Spatially continuous learning systems: artificial neural networks in a bulk material continuum

• Published in: 9th International Conference on Artificial Neural Networks: ICANN '99 pp. 479 - 484
• Main Authors: Steck, J.E, Skinner, S.R, Cruz-Cabrera, A.A, Mingtao Yang, Behrman, E.C
• Format: Conference Proceeding Journal Article
• Language: English
• Published: London IEE 1999
• Subjects: Beam trapping, self focusing, thermal blooming, and related effects; Learning in AI; Neural computing techniques; Neural nets; Optical computers, logic elements, and interconnects; Optical computing techniques; Optical logic devices and optical computing techniques; Optical materials; Optical self-focusing and related effects; Other optical materials; spatially continuous learning systems; gradient descent optimization; information laser beam; optical neural nets; bulk Kerr-type nonlinear optical material; 3rd order χ3 optical nonlinearity; optical Kerr effect; feedforward continuum artificial neural networks; ZnSe; bulk material continuum; II-VI semiconductors; error backpropagation method; backpropagation; nonlinear optical susceptibility; trainable computational devices; zinc compounds; nonlinear neuron processing; learning (artificial intelligence); optical materials; feedforward neural nets
• ISBN: 0852967217; 9780852967218
• ISSN: 0537-9989
• DOI: 10.1049/cp:19991155

Artificial (and biological) neural networks are usually envisioned as a collection of massively connected discrete nonlinear processors.
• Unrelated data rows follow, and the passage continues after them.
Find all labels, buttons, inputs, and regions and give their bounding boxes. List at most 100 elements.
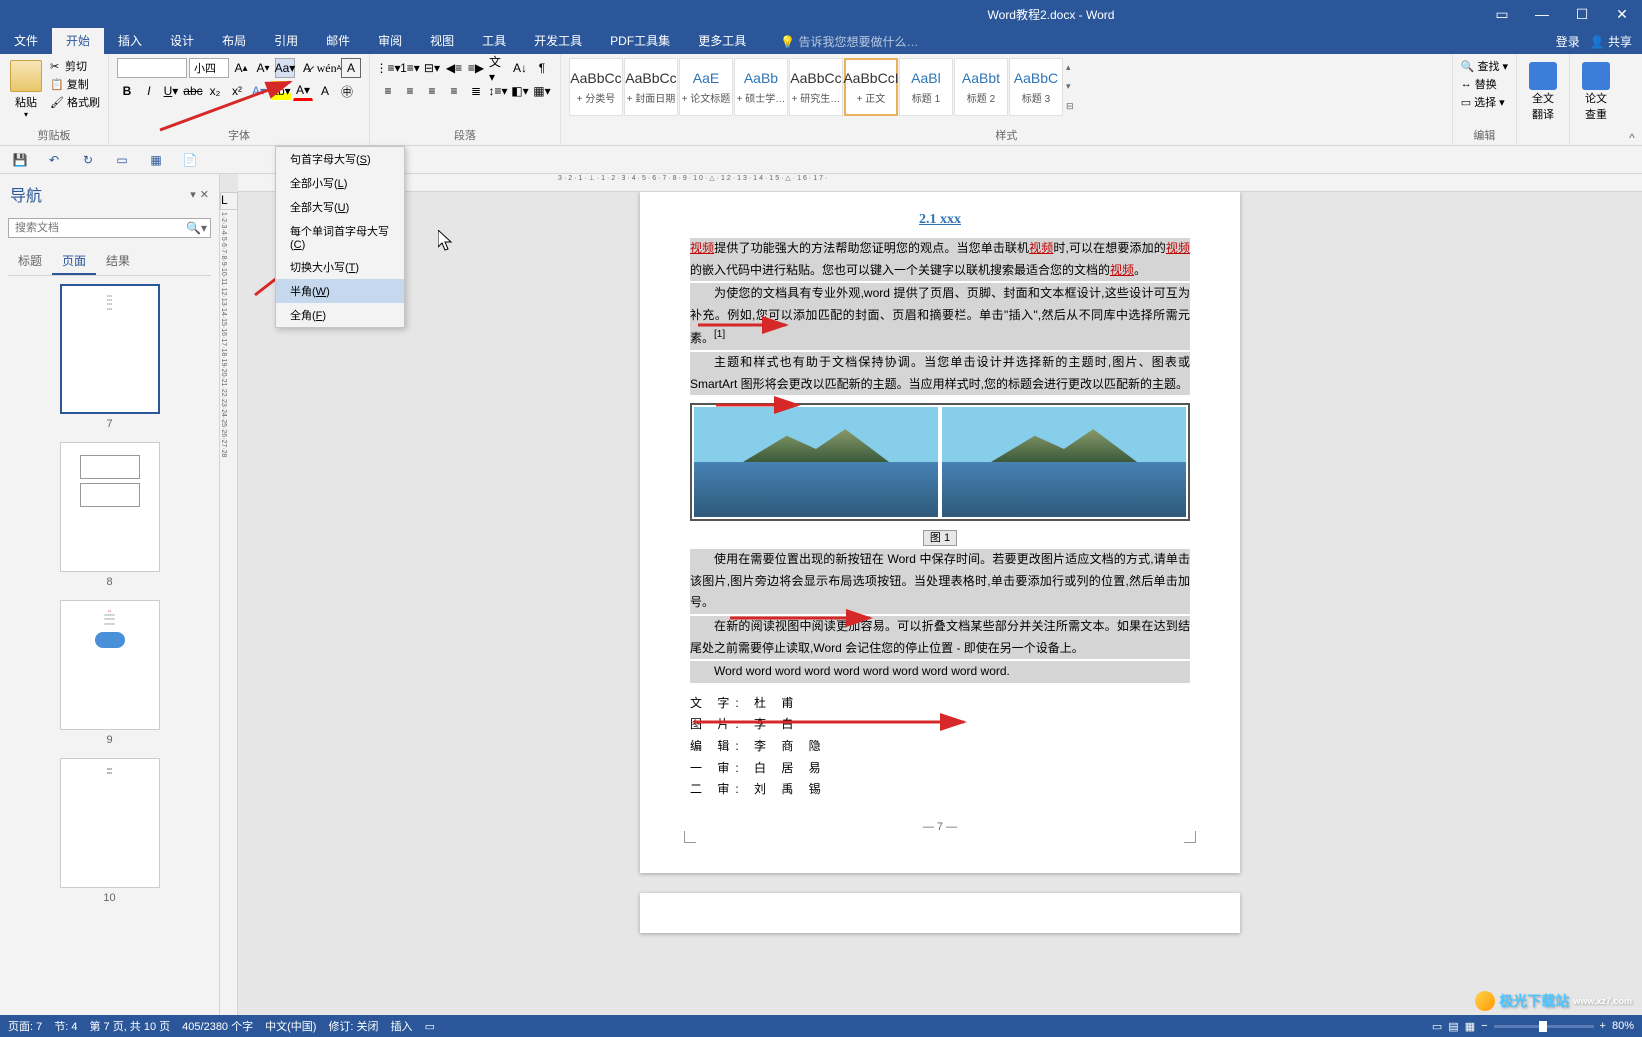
styles-down-icon[interactable]: ▾ [1066,81,1074,92]
underline-icon[interactable]: U▾ [161,81,181,101]
tab-view[interactable]: 视图 [416,28,468,54]
tab-more[interactable]: 更多工具 [684,28,760,54]
page-thumbnail[interactable]: ≡≡≡≡≡≡10 [8,758,211,904]
select-button[interactable]: ▭ 选择 ▾ [1461,94,1508,110]
asian-layout-icon[interactable]: 文▾ [488,58,508,78]
status-section[interactable]: 节: 4 [54,1018,77,1034]
paste-button[interactable]: 粘贴 ▾ [8,58,44,121]
tab-tools[interactable]: 工具 [468,28,520,54]
tab-references[interactable]: 引用 [260,28,312,54]
view-web-icon[interactable]: ▦ [1465,1020,1475,1033]
nav-tab-results[interactable]: 结果 [96,248,140,275]
login-link[interactable]: 登录 [1556,33,1580,50]
numbering-icon[interactable]: 1≡▾ [400,58,420,78]
sort-icon[interactable]: A↓ [510,58,530,78]
style-item[interactable]: AaBl标题 1 [899,58,953,116]
clear-format-icon[interactable]: A̷ [297,58,317,78]
bold-icon[interactable]: B [117,81,137,101]
menu-item-w[interactable]: 半角(W) [276,279,404,303]
zoom-out-icon[interactable]: − [1481,1020,1487,1032]
text-effects-icon[interactable]: A▾ [249,81,269,101]
style-item[interactable]: AaE+ 论文标题 [679,58,733,116]
view-print-icon[interactable]: ▤ [1448,1020,1458,1033]
style-item[interactable]: AaBbCcI+ 正文 [844,58,898,116]
increase-indent-icon[interactable]: ≡▶ [466,58,486,78]
tell-me[interactable]: 💡 告诉我您想要做什么… [780,33,918,50]
styles-more-icon[interactable]: ⊟ [1066,101,1074,112]
tab-developer[interactable]: 开发工具 [520,28,596,54]
status-revisions[interactable]: 修订: 关闭 [328,1018,378,1034]
superscript-icon[interactable]: x² [227,81,247,101]
enclose-char-icon[interactable]: ㊥ [337,81,357,101]
shrink-font-icon[interactable]: A▾ [253,58,273,78]
justify-icon[interactable]: ≡ [444,81,464,101]
zoom-level[interactable]: 80% [1612,1020,1634,1032]
align-center-icon[interactable]: ≡ [400,81,420,101]
redo-icon[interactable]: ↻ [76,148,100,172]
share-link[interactable]: 👤 共享 [1590,33,1632,50]
qat-icon-1[interactable]: ▭ [110,148,134,172]
styles-up-icon[interactable]: ▴ [1066,62,1074,73]
photo-1[interactable] [694,407,938,517]
tab-selector[interactable]: L [220,192,238,210]
shading-icon[interactable]: ◧▾ [510,81,530,101]
style-item[interactable]: AaBbCc+ 分类号 [569,58,623,116]
style-item[interactable]: AaBbC标题 3 [1009,58,1063,116]
view-read-icon[interactable]: ▭ [1432,1020,1442,1033]
show-marks-icon[interactable]: ¶ [532,58,552,78]
paper-check-button[interactable]: 论文查重 [1578,58,1614,126]
qat-icon-2[interactable]: ▦ [144,148,168,172]
font-color-icon[interactable]: A▾ [293,81,313,101]
menu-item-u[interactable]: 全部大写(U) [276,195,404,219]
page-thumbnail[interactable]: ============7 [8,284,211,430]
font-name-select[interactable] [117,58,187,78]
tab-file[interactable]: 文件 [0,28,52,54]
nav-dropdown-icon[interactable]: ▾ [190,188,196,201]
photo-2[interactable] [942,407,1186,517]
qat-icon-3[interactable]: 📄 [178,148,202,172]
subscript-icon[interactable]: x₂ [205,81,225,101]
menu-item-c[interactable]: 每个单词首字母大写(C) [276,219,404,255]
tab-insert[interactable]: 插入 [104,28,156,54]
menu-item-f[interactable]: 全角(F) [276,303,404,327]
style-item[interactable]: AaBbt标题 2 [954,58,1008,116]
cut-button[interactable]: ✂剪切 [50,58,100,74]
decrease-indent-icon[interactable]: ◀≡ [444,58,464,78]
style-item[interactable]: AaBb+ 硕士学… [734,58,788,116]
nav-tab-headings[interactable]: 标题 [8,248,52,275]
align-right-icon[interactable]: ≡ [422,81,442,101]
status-page[interactable]: 页面: 7 [8,1018,42,1034]
change-case-button[interactable]: Aa▾ [275,58,295,78]
ribbon-display-icon[interactable]: ▭ [1482,0,1522,28]
line-spacing-icon[interactable]: ↕≡▾ [488,81,508,101]
menu-item-s[interactable]: 句首字母大写(S) [276,147,404,171]
zoom-slider[interactable] [1494,1025,1594,1028]
menu-item-l[interactable]: 全部小写(L) [276,171,404,195]
minimize-icon[interactable]: — [1522,0,1562,28]
translate-button[interactable]: 全文翻译 [1525,58,1561,126]
replace-button[interactable]: ↔ 替换 [1461,76,1508,92]
save-icon[interactable]: 💾 [8,148,32,172]
style-item[interactable]: AaBbCc+ 研究生… [789,58,843,116]
highlight-icon[interactable]: ab▾ [271,81,291,101]
italic-icon[interactable]: I [139,81,159,101]
tab-mailings[interactable]: 邮件 [312,28,364,54]
char-shading-icon[interactable]: A [315,81,335,101]
tab-home[interactable]: 开始 [52,28,104,54]
style-item[interactable]: AaBbCc+ 封面日期 [624,58,678,116]
format-painter-button[interactable]: 🖌格式刷 [50,94,100,110]
tab-design[interactable]: 设计 [156,28,208,54]
nav-close-icon[interactable]: ✕ [200,188,209,201]
align-left-icon[interactable]: ≡ [378,81,398,101]
zoom-in-icon[interactable]: + [1600,1020,1606,1032]
copy-button[interactable]: 📋复制 [50,76,100,92]
status-page-of[interactable]: 第 7 页, 共 10 页 [89,1018,170,1034]
menu-item-t[interactable]: 切换大小写(T) [276,255,404,279]
search-icon[interactable]: 🔍▾ [186,221,207,235]
undo-icon[interactable]: ↶ [42,148,66,172]
status-words[interactable]: 405/2380 个字 [182,1018,253,1034]
font-size-select[interactable] [189,58,229,78]
maximize-icon[interactable]: ☐ [1562,0,1602,28]
nav-tab-pages[interactable]: 页面 [52,248,96,275]
tab-pdf[interactable]: PDF工具集 [596,28,684,54]
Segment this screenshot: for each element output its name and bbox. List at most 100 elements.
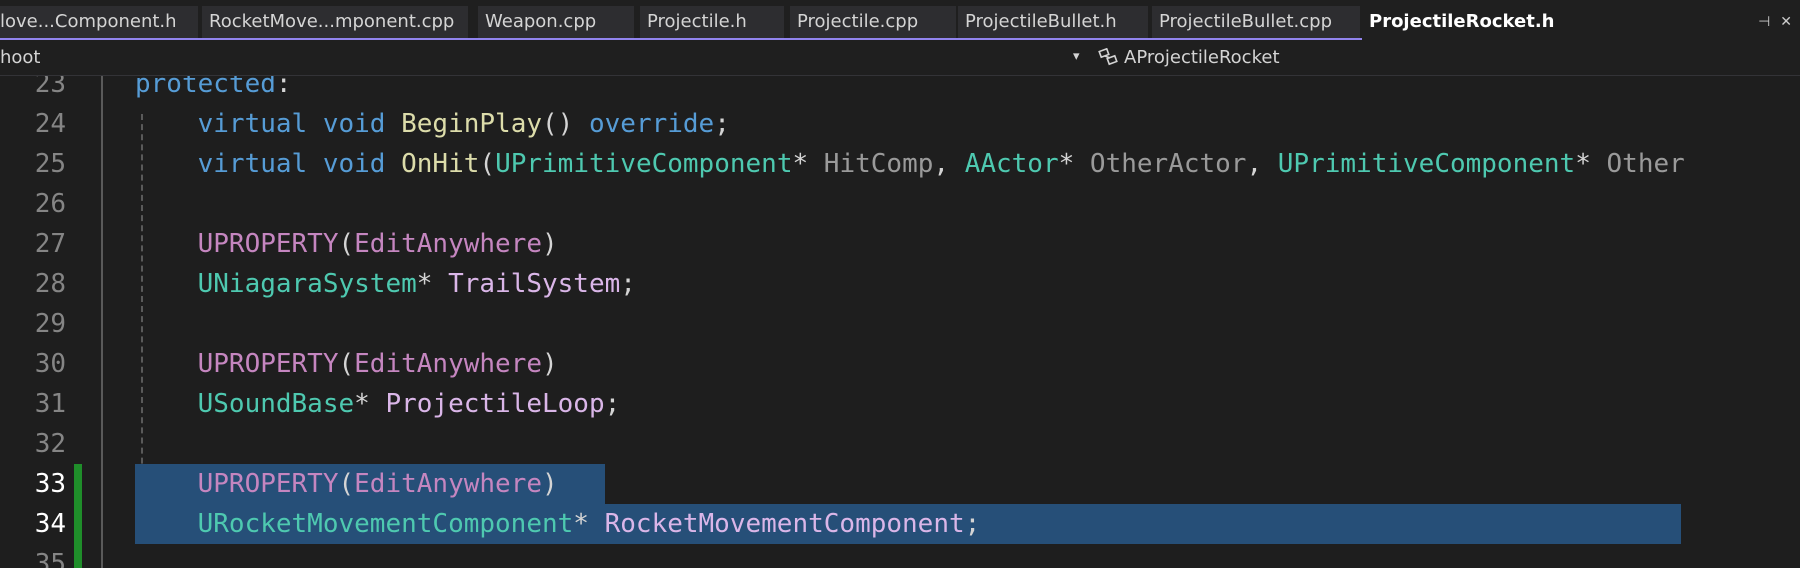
code-token: ( [338,229,355,259]
code-token: , [1246,149,1278,179]
code-token: AActor [964,149,1059,179]
code-token: * [354,389,386,419]
document-tab-bar: love...Component.h RocketMove...mponent.c… [0,0,1800,40]
navigation-bar: hoot ▾ AProjectileRocket [0,40,1800,76]
pin-icon[interactable]: ⊣ [1758,6,1770,38]
code-line[interactable]: UPROPERTY(EditAnywhere) [135,344,558,384]
code-token: void [322,109,386,139]
code-token: TrailSystem [448,269,621,299]
code-token: * [573,509,605,539]
tab-label: Weapon.cpp [485,11,597,32]
code-token: UPrimitiveComponent [1277,149,1576,179]
code-token: * [1058,149,1090,179]
code-line[interactable]: USoundBase* ProjectileLoop; [135,384,621,424]
tab-actions: ⊣ ✕ [1758,6,1800,38]
line-number: 28 [34,269,66,299]
class-icon [1098,47,1118,65]
code-token: ) [542,229,558,259]
code-token: * [792,149,824,179]
code-line[interactable]: URocketMovementComponent* RocketMovement… [135,504,981,544]
code-editor[interactable]: 23 protected: 24 virtual void BeginPlay() … [0,76,1800,568]
line-number: 26 [34,189,66,219]
code-line[interactable]: virtual void BeginPlay() override; [135,104,730,144]
code-token: protected [135,76,276,99]
change-marker [74,464,82,504]
code-token: HitComp [823,149,934,179]
code-token: virtual [135,109,308,139]
code-token: ) [542,469,558,499]
code-token: EditAnywhere [354,349,542,379]
tab-label: Projectile.cpp [797,11,919,32]
code-token: ( [338,469,355,499]
line-number: 34 [34,509,66,539]
code-token: void [322,149,386,179]
code-token: ProjectileLoop [385,389,605,419]
code-token: * [1575,149,1607,179]
code-line[interactable]: UPROPERTY(EditAnywhere) [135,224,558,264]
code-token: BeginPlay [401,109,543,139]
code-token: override [588,109,715,139]
code-token: EditAnywhere [354,469,542,499]
line-number: 33 [34,469,66,499]
tab-love-component-h[interactable]: love...Component.h [0,6,198,38]
code-token: ; [714,109,730,139]
code-token: RocketMovementComponent [604,509,965,539]
code-token: UPROPERTY [135,229,339,259]
code-token: , [933,149,965,179]
code-token: ; [964,509,981,539]
code-line[interactable]: UNiagaraSystem* TrailSystem; [135,264,636,304]
code-token: UPROPERTY [135,469,339,499]
code-line[interactable]: virtual void OnHit(UPrimitiveComponent* … [135,144,1685,184]
code-token: EditAnywhere [354,229,542,259]
code-token: * [416,269,449,299]
line-number: 30 [34,349,66,379]
code-token: OtherActor [1089,149,1247,179]
tab-label: RocketMove...mponent.cpp [209,11,455,32]
tab-label: ProjectileBullet.cpp [1159,11,1333,32]
code-token: UPrimitiveComponent [495,149,793,179]
tab-projectilebullet-h[interactable]: ProjectileBullet.h [958,6,1148,38]
code-line[interactable]: UPROPERTY(EditAnywhere) [135,464,558,504]
change-marker [74,544,82,568]
code-token: : [275,76,292,99]
tab-label: ProjectileRocket.h [1369,11,1555,32]
tab-projectile-cpp[interactable]: Projectile.cpp [790,6,956,38]
code-token: ; [604,389,621,419]
member-dropdown-label: AProjectileRocket [1124,47,1280,68]
code-token: UPROPERTY [135,349,339,379]
tab-rocketmove-mponent-cpp[interactable]: RocketMove...mponent.cpp [202,6,468,38]
line-number: 32 [34,429,66,459]
code-token: USoundBase [135,389,355,419]
code-token: () [542,109,589,139]
code-token: virtual [135,149,308,179]
tab-weapon-cpp[interactable]: Weapon.cpp [478,6,634,38]
tab-projectile-h[interactable]: Projectile.h [640,6,784,38]
code-token: OnHit [401,149,480,179]
tab-label: love...Component.h [0,11,177,32]
project-dropdown[interactable]: hoot [0,40,1090,75]
line-number: 27 [34,229,66,259]
member-dropdown[interactable]: AProjectileRocket [1098,40,1280,75]
tab-projectilerocket-h[interactable]: ProjectileRocket.h ⊣ ✕ [1362,6,1800,40]
close-icon[interactable]: ✕ [1780,6,1792,38]
code-token: ( [479,149,496,179]
chevron-down-icon[interactable]: ▾ [1073,49,1080,64]
line-number: 31 [34,389,66,419]
tab-projectilebullet-cpp[interactable]: ProjectileBullet.cpp [1152,6,1360,38]
line-number: 35 [34,549,66,568]
code-line[interactable]: protected: [135,76,292,104]
tab-label: ProjectileBullet.h [965,11,1117,32]
code-token: ( [338,349,355,379]
tab-label: Projectile.h [647,11,747,32]
code-token: UNiagaraSystem [135,269,417,299]
line-number: 25 [34,149,66,179]
code-token: ; [620,269,636,299]
line-number: 29 [34,309,66,339]
line-number: 23 [34,76,66,99]
code-token: ) [542,349,558,379]
project-dropdown-label: hoot [0,47,41,68]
There is a finite number of neurons and each neuron can be individually identified and occupies a certain location in 2D or 3D space. There are also numerous but a finite number of interconnections between neurons. A major hurdle, when attempting to build neural networks in hardware is implementing the massive number of these physical interconnections required for all but the simplest applications. As an alternative, the paper describes the physical development of trainable computational devices implemented in bulk materials as feedforward continuum artificial neural networks (CANNs). Nonlinear neuron processing and connectivity are a natural result of the linear and nonlinear physical processes inherent in the bulk material in which the network is implemented. These physical processes can be externally controlled and the control mechanism can be trained by an error backpropagation method based on gradient descent optimization. When trained, the physical systems can function as a feedforward artificial neural networks. An example is presented where a feedforward artificial neural network is implemented in a cube of Zinc Selenide, a bulk Kerr-type nonlinear optical material. Inputs are encoded as patterns on an information laser beam propagating through the material. Nonlinear neuron processing results from the 3rd order χ3 optical nonlinearity of the material. Connectivity and weighting results from optical paths created in the material by a trainable weight pattern imposed on an additional weighting laser beam which propagates through the material along with the input information beam.